I've always been told vectors are fast, and in my years of programming experience, I've never seen anything to contract that. I decided to (prematurely optimize and) write a associative class that was a thin wrapper around a sequential container (namely ::std::vector
and provided the same interface as ::std::map
. Most of the code was really easy, and I got it working with little difficulty.
However, in my tests of various sized POD types (4 to 64 bytes), and std::strings
, with counts varying from eight to two-thousand, ::std::map::find
was faster than my ::associative::find
, usually around 15% faster, for almost all tests.

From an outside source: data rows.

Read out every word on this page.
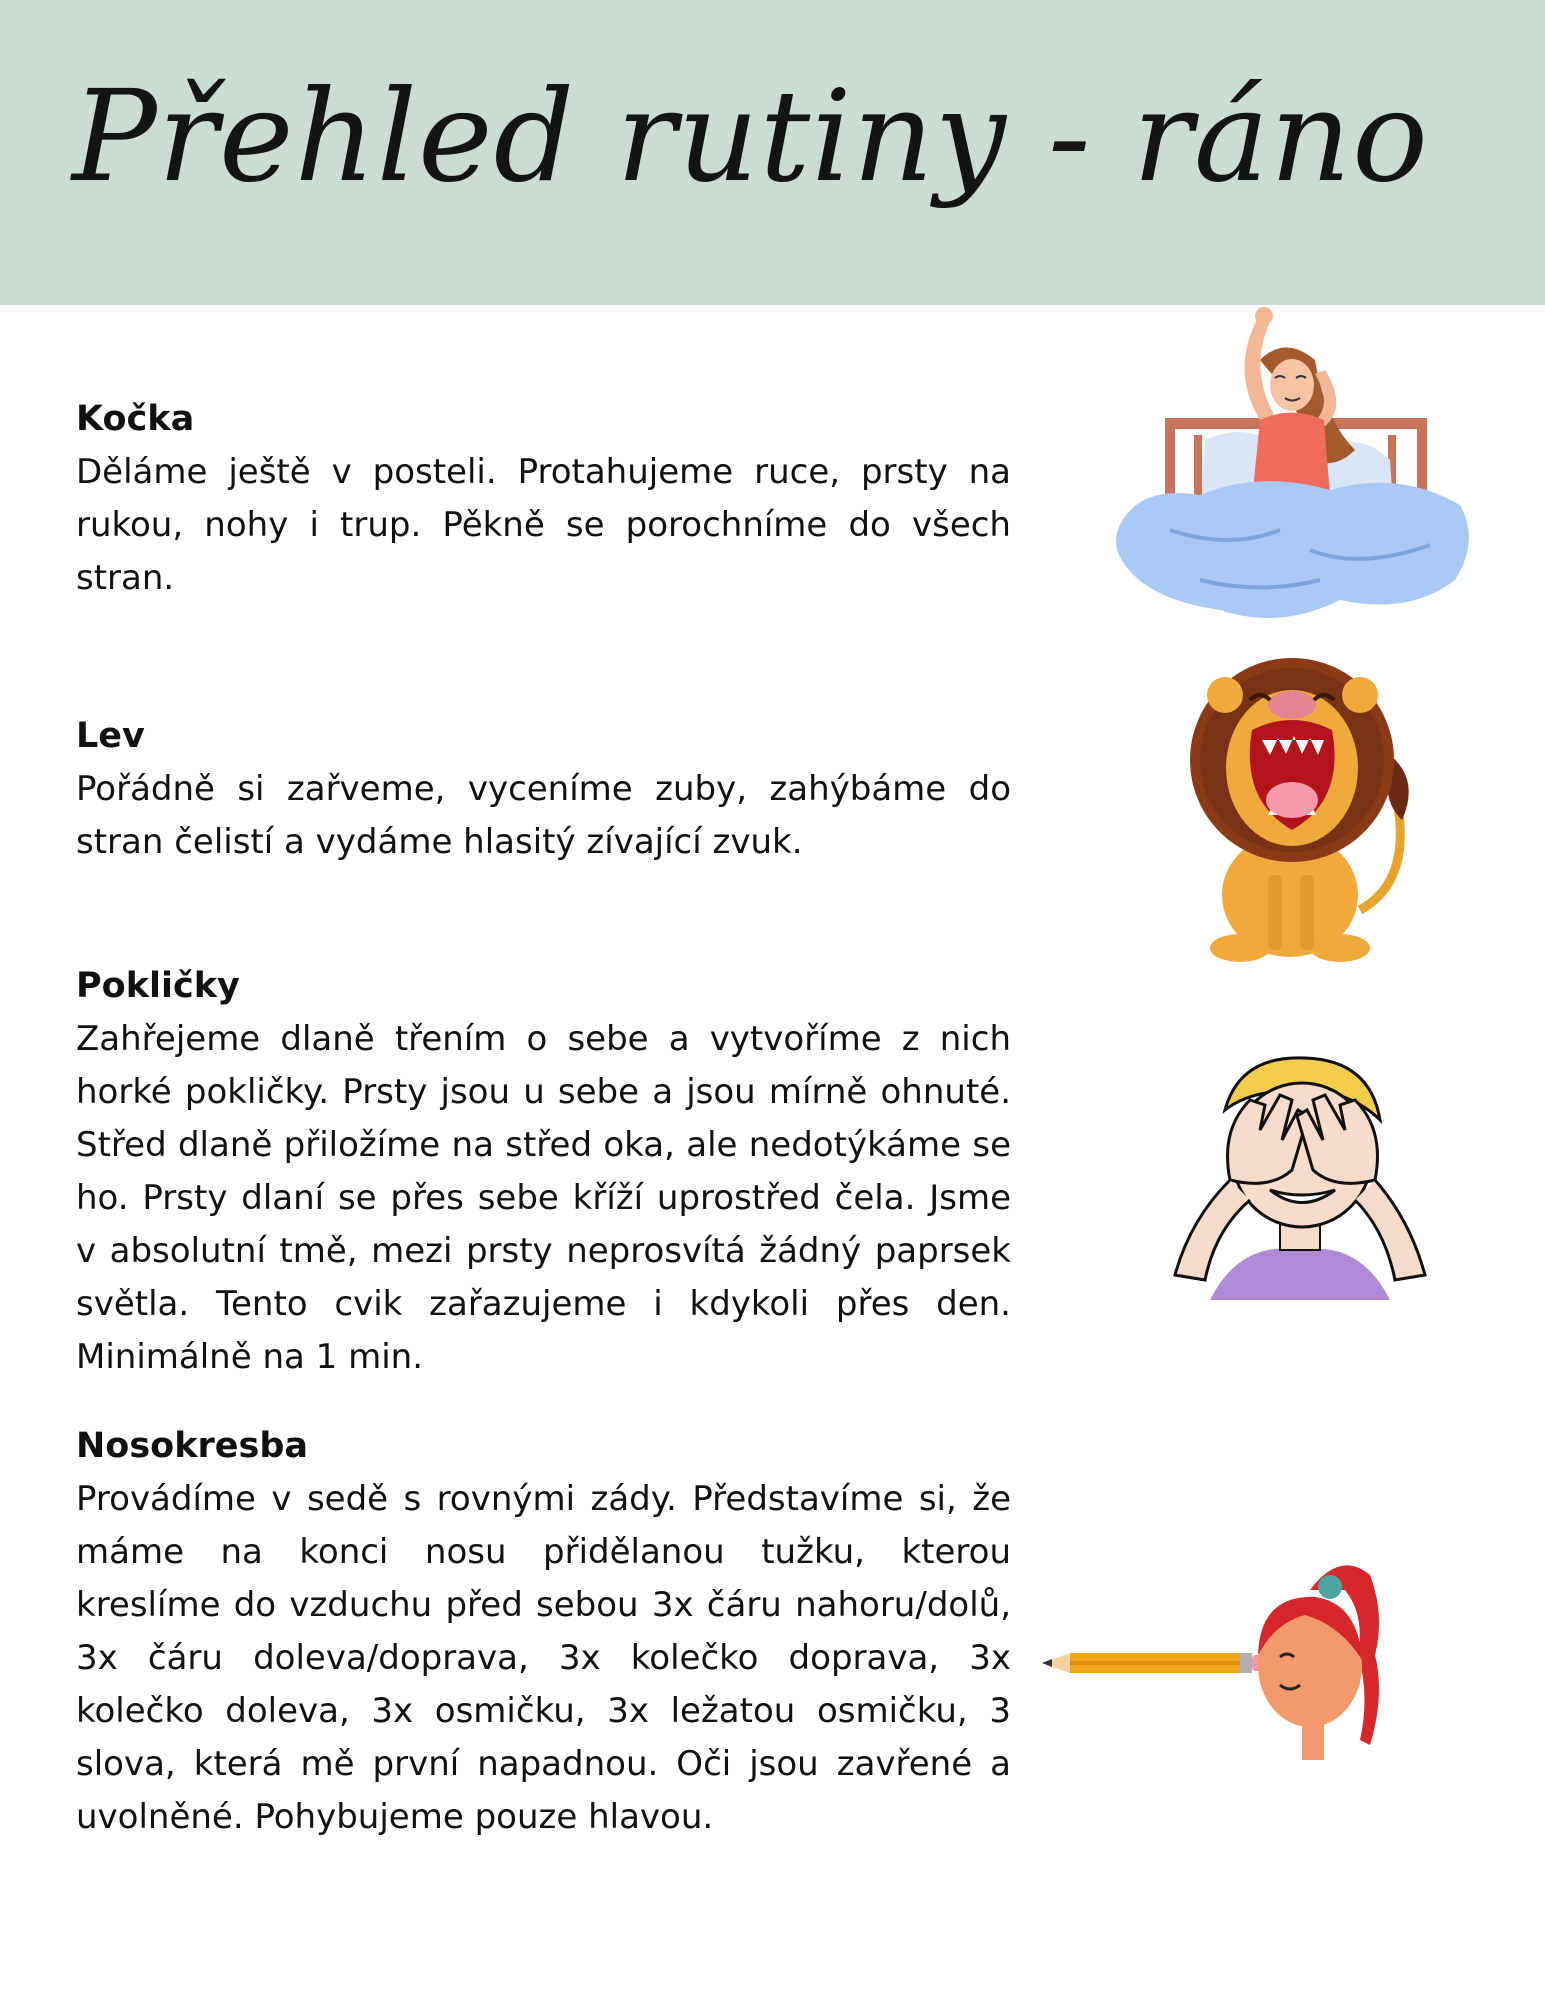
Přehled rutiny - ráno
Kočka

Děláme ještě v posteli. Protahujeme ruce, prsty na rukou, nohy i trup. Pěkně se porochníme do všech stran.

Lev

Pořádně si zařveme, vyceníme zuby, zahýbáme do stran čelistí a vydáme hlasitý zívající zvuk.

Pokličky

Zahřejeme dlaně třením o sebe a vytvoříme z nich horké pokličky. Prsty jsou u sebe a jsou mírně ohnuté. Střed dlaně přiložíme na střed oka, ale nedotýkáme se ho. Prsty dlaní se přes sebe kříží uprostřed čela. Jsme v absolutní tmě, mezi prsty neprosvítá žádný paprsek světla. Tento cvik zařazujeme i kdykoli přes den. Minimálně na 1 min.

Nosokresba

Provádíme v sedě s rovnými zády. Představíme si, že máme na konci nosu přidělanou tužku, kterou kreslíme do vzduchu před sebou 3x čáru nahoru/dolů, 3x čáru doleva/doprava, 3x kolečko doprava, 3x kolečko doleva, 3x osmičku, 3x ležatou osmičku, 3 slova, která mě první napadnou. Oči jsou zavřené a uvolněné. Pohybujeme pouze hlavou.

I made a Short, Self Contained, Correct (Compilable), Example that clearly shows this at ideone I checked MSVC9's implementation of ::std::map::find
and confirmed that it matches my vecfind
and ::std::lower_bound
code quite closely, and cannot account for why the ::std::map::find
runs faster, except for a discussion on Stack Overflow where people speculated that the binary search method does not benefit at all from the locality of the vector until the last comparison (making it no faster), and that it's requires pointer arithmetic that ::std::map
nodes don't require, making it slower.
Today someone challenged me on this, and provided this code at ideone, which when I tested, showed the vector to be over twice as fast.
Do the coders of StackOverflow want to enlighten me on this apparent discrepancy? I've gone over both sets of code, and they seem euqivalent to me, but maybe I'm blind from playing with both of them so much.
(Footnote: this is very close to one of my previous questions, but my code had several bugs which were addressed. Due to new information/code, I felt this was different enough to justify a separate question. If not, I'll work on merging them.)
I see some problems with the the code ( http://ideone.com/41iKt ) you posted on ideone.com. (ideone actually shows vector
as faster, but a local build with the Visual Studio 11 Developer Preview shows map
faster).
First I moved the map variable and used it to initialize the vector to get the same element ordering and uniquing, and then I gave lower_bound
a custom comparator that only compares first
, since that's what map will be doing. After these changes Visual Studio 11 shows the vector as faster for the same 100,000 elements (although the ideone time doesn't change significantly). http://ideone.com/b3OnH
With test_size
reduced to 8 map is still faster. This isn't surprising because this is the way algorithm complexity works, all the constants in the function that truly describes the run time matter with small N. I have to raise test_size
to about 2700 for vector to pull even and then ahead of map on this system.
What makes you think that mapfind()
is faster than vecfind()
?
The ideone output for your code reports about 50% more ticks for mapfind()
than for vecfind()
. Running the code here (x86_64 linux, g++-4.5.1), mapfind()
takes about twice as long as vecfind()
.
Making the map/vector larger by a factor of 10, the difference increases to about 3×.
Note however that the sum of the second components is different. The map contains only one pair with any given first component (with my local PRNG, that creates a map two elements short), while the vector
can contain multiple such pairs.
The number of elements you're putting into your test container are more than the number of possible outputs from rand()
in Microsoft, thus you're getting repeated numbers. The sorted vector will contain all of them while the map
will throw out the duplicates. Check the sizes after filling them - the vector will have 100000 elements, the map 32768. Since the map is much shorter, of course it will have better performance.
Try a multimap
for an apples-to-apples comparison.
A sorted std::vector has two advantages over std::map:
- Better data locality: vector stores all data contiguously in memory
- Smaller memory footprint: vector does not need much bookkeeping data (e.g., no tree node objects)
Whether these two effects matter depend on the scenario. There are two factors that are likely to have a major impact:
Data type
It is an advantage for the std::vector if the elements are primitive types like integers. In that case, the locality really helps because all data needed by the search is in a contiguous location in memory.
If the elements are say strings, then the locality does not help that much. The contiguous vector memory now only stores pointers objects that are potentially all over the heap.
Data size
If the std::vector fits into a particular cache level but the std::map does not, the std::vector will have an advantage. This is especially the case if you keep repeating the test over the same data.